I was never sure where these elevators were taking me during a recent Saturday stay at the Regency. But Lee was. Lee is the Regency's self-appointed elevator operator. He lives in the former luxury hotel, paying a little over $100 a week for his room a hundred feet off the ground, in the main tower. All day long he rides the elevators, hitting up passengers for tips. Nights he holes up in his room and smokes methamphetamine. Lee claims to be a wizard. He only rides the middle elevator; he says the other two are cursed beyond his power. All I know is, the middle elevator never dropped when Lee was on it, and several times he coaxed it out of a stall between floors, his hands flitting like spiders over the buttons, pushing four, then six, to get me to nine.

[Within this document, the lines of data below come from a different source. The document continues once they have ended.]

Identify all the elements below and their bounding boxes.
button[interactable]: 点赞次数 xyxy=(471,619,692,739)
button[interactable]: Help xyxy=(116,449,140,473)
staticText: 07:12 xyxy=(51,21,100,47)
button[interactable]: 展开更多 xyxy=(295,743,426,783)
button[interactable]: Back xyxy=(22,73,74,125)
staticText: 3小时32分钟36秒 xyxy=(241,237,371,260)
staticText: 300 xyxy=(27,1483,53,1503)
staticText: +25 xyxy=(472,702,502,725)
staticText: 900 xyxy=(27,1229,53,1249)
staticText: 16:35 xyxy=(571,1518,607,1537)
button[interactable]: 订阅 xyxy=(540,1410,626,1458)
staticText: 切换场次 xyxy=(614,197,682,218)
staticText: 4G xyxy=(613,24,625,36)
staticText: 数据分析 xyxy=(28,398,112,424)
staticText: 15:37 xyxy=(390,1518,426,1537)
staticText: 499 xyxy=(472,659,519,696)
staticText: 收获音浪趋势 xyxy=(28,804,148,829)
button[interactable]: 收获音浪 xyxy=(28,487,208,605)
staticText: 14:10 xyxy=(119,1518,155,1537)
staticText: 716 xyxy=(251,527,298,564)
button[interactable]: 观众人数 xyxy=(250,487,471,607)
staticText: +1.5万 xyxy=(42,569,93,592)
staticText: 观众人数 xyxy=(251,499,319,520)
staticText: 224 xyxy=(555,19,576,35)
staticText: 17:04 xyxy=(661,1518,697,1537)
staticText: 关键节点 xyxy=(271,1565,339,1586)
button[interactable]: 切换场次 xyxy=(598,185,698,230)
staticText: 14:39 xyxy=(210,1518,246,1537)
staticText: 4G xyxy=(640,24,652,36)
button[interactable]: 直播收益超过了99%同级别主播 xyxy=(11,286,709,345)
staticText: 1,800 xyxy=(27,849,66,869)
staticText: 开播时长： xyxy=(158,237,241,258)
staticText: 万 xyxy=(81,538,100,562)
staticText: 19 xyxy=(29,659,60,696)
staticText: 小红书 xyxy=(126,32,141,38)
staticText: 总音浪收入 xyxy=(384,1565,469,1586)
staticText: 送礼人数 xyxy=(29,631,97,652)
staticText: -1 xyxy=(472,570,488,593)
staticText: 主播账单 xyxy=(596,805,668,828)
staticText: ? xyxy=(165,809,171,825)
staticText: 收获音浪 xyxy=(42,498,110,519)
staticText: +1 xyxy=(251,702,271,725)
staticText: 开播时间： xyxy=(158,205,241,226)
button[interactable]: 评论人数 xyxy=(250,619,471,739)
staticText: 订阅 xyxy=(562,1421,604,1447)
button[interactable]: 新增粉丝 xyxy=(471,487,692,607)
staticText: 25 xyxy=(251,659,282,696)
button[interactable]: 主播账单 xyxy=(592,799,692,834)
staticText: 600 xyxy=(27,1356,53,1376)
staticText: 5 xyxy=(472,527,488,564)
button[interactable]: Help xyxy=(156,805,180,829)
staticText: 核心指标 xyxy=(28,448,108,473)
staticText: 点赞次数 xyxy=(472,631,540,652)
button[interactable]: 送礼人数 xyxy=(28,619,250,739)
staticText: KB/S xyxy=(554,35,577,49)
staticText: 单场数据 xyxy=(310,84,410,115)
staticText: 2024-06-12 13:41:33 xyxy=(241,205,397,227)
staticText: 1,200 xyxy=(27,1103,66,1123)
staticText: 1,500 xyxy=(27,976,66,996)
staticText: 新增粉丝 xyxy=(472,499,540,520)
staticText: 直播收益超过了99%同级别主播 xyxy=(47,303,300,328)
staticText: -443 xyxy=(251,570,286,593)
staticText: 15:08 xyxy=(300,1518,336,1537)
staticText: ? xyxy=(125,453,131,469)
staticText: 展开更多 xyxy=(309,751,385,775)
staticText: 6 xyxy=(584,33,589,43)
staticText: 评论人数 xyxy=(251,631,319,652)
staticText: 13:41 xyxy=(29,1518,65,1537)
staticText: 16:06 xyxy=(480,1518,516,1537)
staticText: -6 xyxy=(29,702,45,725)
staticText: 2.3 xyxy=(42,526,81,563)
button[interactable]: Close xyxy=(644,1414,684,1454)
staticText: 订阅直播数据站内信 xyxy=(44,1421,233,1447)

"There are secret combinations," he says. "You just have to know, and I know. I'm numerological."
My introduction to Lee was uncivil. I was on the twelfth floor, having just checked in, and I was trying to get back down to the lobby, except the elevator call buttons on my floor had been torn from the walls. A fellow guest, a Mexican laborer newly in this country from Culiacán, Sinaloa, showed me a trick: He removed the cap from a ballpoint pen and began violently stabbing it into the socket that had once held the "down" button. "Elevator's coming," he said after five or six thrusts, then vanished into a stairwell. (Many hours later on another floor, where the call buttons were likewise missing, I witnessed a different guest achieve the same effect by wedging a bent key in the socket and then kicking it.)

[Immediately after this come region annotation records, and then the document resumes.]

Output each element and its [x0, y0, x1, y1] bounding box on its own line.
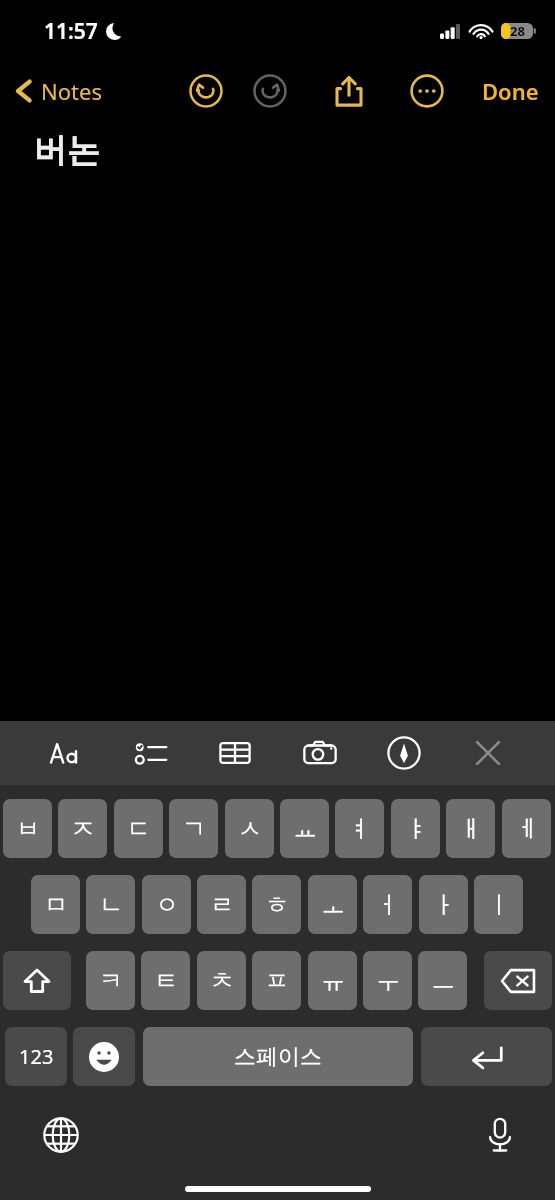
button[interactable]: 스페이스	[143, 1027, 413, 1086]
staticText: ㅍ	[265, 966, 289, 996]
staticText: Notes	[41, 76, 102, 106]
button[interactable]: ㅍ	[252, 951, 301, 1010]
button[interactable]: ㅋ	[86, 951, 135, 1010]
button[interactable]: Format	[44, 730, 90, 776]
button[interactable]: Redo	[249, 70, 291, 112]
staticText: 123	[19, 1043, 54, 1070]
staticText: 28	[510, 22, 525, 40]
button[interactable]: Checklist	[128, 730, 174, 776]
button[interactable]: ㅈ	[58, 799, 107, 858]
staticText: ㄹ	[210, 890, 234, 920]
staticText: ㄴ	[99, 890, 123, 920]
button[interactable]: ㄷ	[114, 799, 163, 858]
staticText: Done	[482, 76, 539, 106]
button[interactable]: ㄱ	[169, 799, 218, 858]
button[interactable]: Camera	[297, 730, 343, 776]
button[interactable]: Backspace	[484, 951, 552, 1010]
button[interactable]: ㅛ	[280, 799, 329, 858]
staticText: ㅗ	[321, 890, 345, 920]
button[interactable]: Emoji	[73, 1027, 135, 1086]
button[interactable]: ㄹ	[197, 875, 246, 934]
staticText: ㅌ	[154, 966, 178, 996]
button[interactable]: Markup	[381, 730, 427, 776]
button[interactable]: Return	[421, 1027, 552, 1086]
button[interactable]: ㅇ	[142, 875, 191, 934]
button[interactable]: ㅓ	[363, 875, 412, 934]
staticText: ㅓ	[376, 890, 400, 920]
button[interactable]: Done	[482, 76, 539, 106]
staticText: ㅠ	[321, 966, 345, 996]
staticText: ㄷ	[127, 814, 151, 844]
button[interactable]: ㅏ	[419, 875, 468, 934]
staticText: ㅕ	[348, 814, 372, 844]
staticText: ㅑ	[404, 814, 428, 844]
button[interactable]: ㅁ	[31, 875, 80, 934]
button[interactable]: ㅠ	[308, 951, 357, 1010]
staticText: ㅏ	[432, 890, 456, 920]
button[interactable]: ㅕ	[335, 799, 384, 858]
staticText: ㅈ	[71, 814, 95, 844]
staticText: ㅛ	[293, 814, 317, 844]
staticText: ㄱ	[182, 814, 206, 844]
button[interactable]: Dictate	[475, 1110, 525, 1160]
button[interactable]: ㅌ	[141, 951, 190, 1010]
button[interactable]: Undo	[185, 70, 227, 112]
button[interactable]: ㅑ	[391, 799, 440, 858]
staticText: ㅣ	[487, 890, 511, 920]
staticText: ㅎ	[265, 890, 289, 920]
button[interactable]: Table	[212, 730, 258, 776]
button[interactable]: ㅔ	[502, 799, 551, 858]
staticText: ㅜ	[376, 966, 400, 996]
button[interactable]: Share	[327, 69, 371, 113]
staticText: ㅐ	[459, 814, 483, 844]
button[interactable]: ㅣ	[474, 875, 523, 934]
button[interactable]: ㄴ	[86, 875, 135, 934]
staticText: ㅋ	[99, 966, 123, 996]
button[interactable]: ㅎ	[252, 875, 301, 934]
button[interactable]: ㅜ	[363, 951, 412, 1010]
staticText: ㅇ	[155, 890, 179, 920]
staticText: ㅁ	[44, 890, 68, 920]
staticText: ㅔ	[515, 814, 539, 844]
staticText: ㅅ	[238, 814, 262, 844]
staticText: ㅊ	[210, 966, 234, 996]
button[interactable]: ㅅ	[225, 799, 274, 858]
staticText: 스페이스	[234, 1043, 322, 1071]
staticText: 11:57	[44, 17, 98, 46]
button[interactable]: More	[406, 70, 448, 112]
button[interactable]: 123	[5, 1027, 67, 1086]
button[interactable]: ㅂ	[3, 799, 52, 858]
button[interactable]: ㅐ	[446, 799, 495, 858]
button[interactable]: Shift	[3, 951, 71, 1010]
button[interactable]: ㅊ	[197, 951, 246, 1010]
button[interactable]: Notes	[14, 76, 102, 106]
button[interactable]: Change keyboard	[36, 1110, 86, 1160]
button[interactable]: Close keyboard	[465, 730, 511, 776]
button[interactable]: ㅡ	[418, 951, 467, 1010]
button[interactable]: ㅗ	[308, 875, 357, 934]
staticText: ㅡ	[431, 966, 455, 996]
staticText: ㅂ	[16, 814, 40, 844]
staticText: 버논	[34, 130, 100, 172]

A minute passed, and then I heard squeaks in the central shaft growing slowly louder, accompanied by a coarse voice spewing profanity. The squeaks stopped at my floor. The muffled swearing continued. I heard a warbling chime, and the doors slid open. There stood Lee. He was tweaking -- jaw grinding, eyes vibrating beneath a watch cap low on his brow, ratty black T-shirt pulled tight over the crystal-cut muscles of a natural athlete on speed. Lee looked me over. "I will fuck you the fuck up!" were his first words to me. He paced back and forth in three-step cycles. "You're making me paranoid," he said. The feeling was mutual. The doors began to close, and Lee reached out to part them with both hands like a ghetto Moses. "Well, get the fuck on this motherfucker," he said.

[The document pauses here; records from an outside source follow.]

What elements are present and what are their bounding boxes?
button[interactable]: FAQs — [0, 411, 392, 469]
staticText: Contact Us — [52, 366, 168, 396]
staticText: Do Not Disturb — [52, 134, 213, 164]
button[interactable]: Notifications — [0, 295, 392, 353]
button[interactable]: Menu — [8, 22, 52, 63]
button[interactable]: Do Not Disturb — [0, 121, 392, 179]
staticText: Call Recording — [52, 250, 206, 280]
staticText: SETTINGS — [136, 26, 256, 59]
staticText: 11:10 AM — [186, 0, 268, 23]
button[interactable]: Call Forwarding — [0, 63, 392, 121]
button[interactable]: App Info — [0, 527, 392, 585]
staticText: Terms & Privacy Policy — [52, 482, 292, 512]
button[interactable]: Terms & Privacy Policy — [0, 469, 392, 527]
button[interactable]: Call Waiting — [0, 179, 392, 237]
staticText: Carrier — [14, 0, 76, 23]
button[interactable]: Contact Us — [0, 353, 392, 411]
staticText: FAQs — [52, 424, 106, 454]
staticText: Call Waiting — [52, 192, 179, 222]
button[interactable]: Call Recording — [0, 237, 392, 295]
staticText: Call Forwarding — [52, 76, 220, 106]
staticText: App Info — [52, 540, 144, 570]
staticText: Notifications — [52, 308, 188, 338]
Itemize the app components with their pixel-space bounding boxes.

On the way down, Lee told me to give him a dollar. "Gotta tip the elevator man. You don't tip the elevator man, there's no telling what the elevator man might do." I tipped the elevator man, then told him I just wanted to ride along for a spell. He said it would cost me one dollar for each trip up, two dollars for each trip down. In return, he guaranteed safe passage. We shook on it. Moments later we hit the lobby, and two men got on carrying plastic bags stuffed with bottles of strawberry-flavored fortified wine, plastic liters of cheap vodka, chips, orange juice and candy. They both had untrimmed beards and wore torn leather jackets over grimy hooded sweatshirts and Army jackets. They wouldn't have looked out of place standing on a corner during morning rush hour, holding cardboard signs: "Christian Vet. Anything helps. God bless."
"I haven't been here in ten years," one of the men said, checking out the plywood patches in the elevator's ceiling. "I see it's still a shithole."
"Yeah," slurred his buddy. "But it's a shithole with a view."